C'était le printemps, après l'hiver farouche, après les longues nuits au rempart, les dures étapes dans la neige, les longues stations glacées à la porte des boucheries vides, le printemps qui consolait, éveillait l'espoir, mettait aux branches des arbres labourés par les balles des bourgeons et des feuilles. Quelle joie après tant de peines! Un peu d'air réchauffant, des fleurs, des rayons et de l'herbe! On s'était dit, durant les heures de bombardement et de bataille: «Nous ne reverrons plus cela!»
Germinal, le mois d'enfantement et de germination féconde; le mois où couve la sève, où la vie circule bouillante à travers les plantes et les êtres, où l'effluve créatrice court comme à travers les veines du grand Tout, où le grain se déchire et s'ouvre pour laisser poindre l'embryon de la plante de jour en jour grandissant pour s'épanouir; Germinal, où l'on sent, dans les profondeurs, le mouvement de l'être enfanté, le premier vagissement des choses créées par la nature immense; où le vent ride, joyeux, l'eau du ruisseau déjà moins froide; où tout sourit au souffle d'avril, caressant comme un baiser de vierge!

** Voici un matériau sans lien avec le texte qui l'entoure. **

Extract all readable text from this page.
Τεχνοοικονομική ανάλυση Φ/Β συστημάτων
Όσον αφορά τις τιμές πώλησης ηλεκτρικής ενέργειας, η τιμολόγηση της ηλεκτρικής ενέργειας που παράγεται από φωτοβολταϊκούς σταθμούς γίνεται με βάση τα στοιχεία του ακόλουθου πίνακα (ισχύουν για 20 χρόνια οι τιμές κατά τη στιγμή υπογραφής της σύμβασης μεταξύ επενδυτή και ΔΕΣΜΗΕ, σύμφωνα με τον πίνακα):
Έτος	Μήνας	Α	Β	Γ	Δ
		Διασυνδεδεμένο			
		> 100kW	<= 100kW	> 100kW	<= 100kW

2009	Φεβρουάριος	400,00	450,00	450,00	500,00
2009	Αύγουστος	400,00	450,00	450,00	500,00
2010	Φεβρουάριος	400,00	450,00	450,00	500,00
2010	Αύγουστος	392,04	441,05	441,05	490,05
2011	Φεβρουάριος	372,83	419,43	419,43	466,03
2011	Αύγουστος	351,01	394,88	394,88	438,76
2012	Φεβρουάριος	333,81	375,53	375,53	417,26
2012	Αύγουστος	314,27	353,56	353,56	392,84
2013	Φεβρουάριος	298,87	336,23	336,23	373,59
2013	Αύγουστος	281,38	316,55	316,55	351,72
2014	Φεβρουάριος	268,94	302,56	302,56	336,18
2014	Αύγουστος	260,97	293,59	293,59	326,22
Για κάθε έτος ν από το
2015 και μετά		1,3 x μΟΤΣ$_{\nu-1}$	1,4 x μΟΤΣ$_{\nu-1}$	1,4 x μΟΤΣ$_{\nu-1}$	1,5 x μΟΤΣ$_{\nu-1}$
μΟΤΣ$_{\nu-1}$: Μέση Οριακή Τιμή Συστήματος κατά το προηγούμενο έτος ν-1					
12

Germinal, c'est,—sous un ciel d'un bleu laiteux et doux où de légers flocons blancs flottent comme le duvet envolé d'un cou de cygne;—c'est la sève éveillée, qui court sous l'écorce des jeunes chênes; c'est le jaune bourgeon, à reflets verdâtres, qui apparaît et s'entr'ouvre au bout des branches. Aux jours de Germinal, une teinte verte s'étend, comme une poussière vivante, sur les haies; dans les bois, les primevères blanches, les pervenches violettes, soucieuses, apparaissent au-dessus des amas de feuilles flétries du dernier automne. Des papillons jaunes, blancs ou tachetés de pourpre rayent gaiement l'horizon. Il y a des chansons dans les taillis et des rouges-gorges sur les arbres. C'est, tandis que les dernières feuilles tombent avec un bruit sec, c'est l'éveil, le sourd enfantement, l'éclosion, la vie,—Germinal!
Floréal, le mois d'épanouissement et de beauté, mois couronné de fleurs, mois charmant, où l'air embaume; temps de floraison, de reverdoiement et de renouveau; mois où les bois ont des abris pour le rêveur qui passe et pour l'oiseau qui chante; mois où la glycine tombe en grappes, où les lilas sourient, où, dans le bois profond la fleur d'or des genêts apparaît, comme en un écrin; où, dans un immense embrassement, les choses ont comme des soupirs et des amours; où l'immensité n'est qu'un lieu de rendez-vous; où, depuis le brin d'herbe jusqu'au chêne, tout frémit d'une allégresse ardente.
Prairial, le mois des prairies, le mois de vie intense et de vigueur superbe; le mois où le soleil chauffe, où la fleur des banquets entr'ouvre, comme une lèvre, ses roses et odorants pétales;—Prairial, où passe, en jetant au vent son refrain, le faucheur des prés, sa faulx aiguisée sur l'épaule.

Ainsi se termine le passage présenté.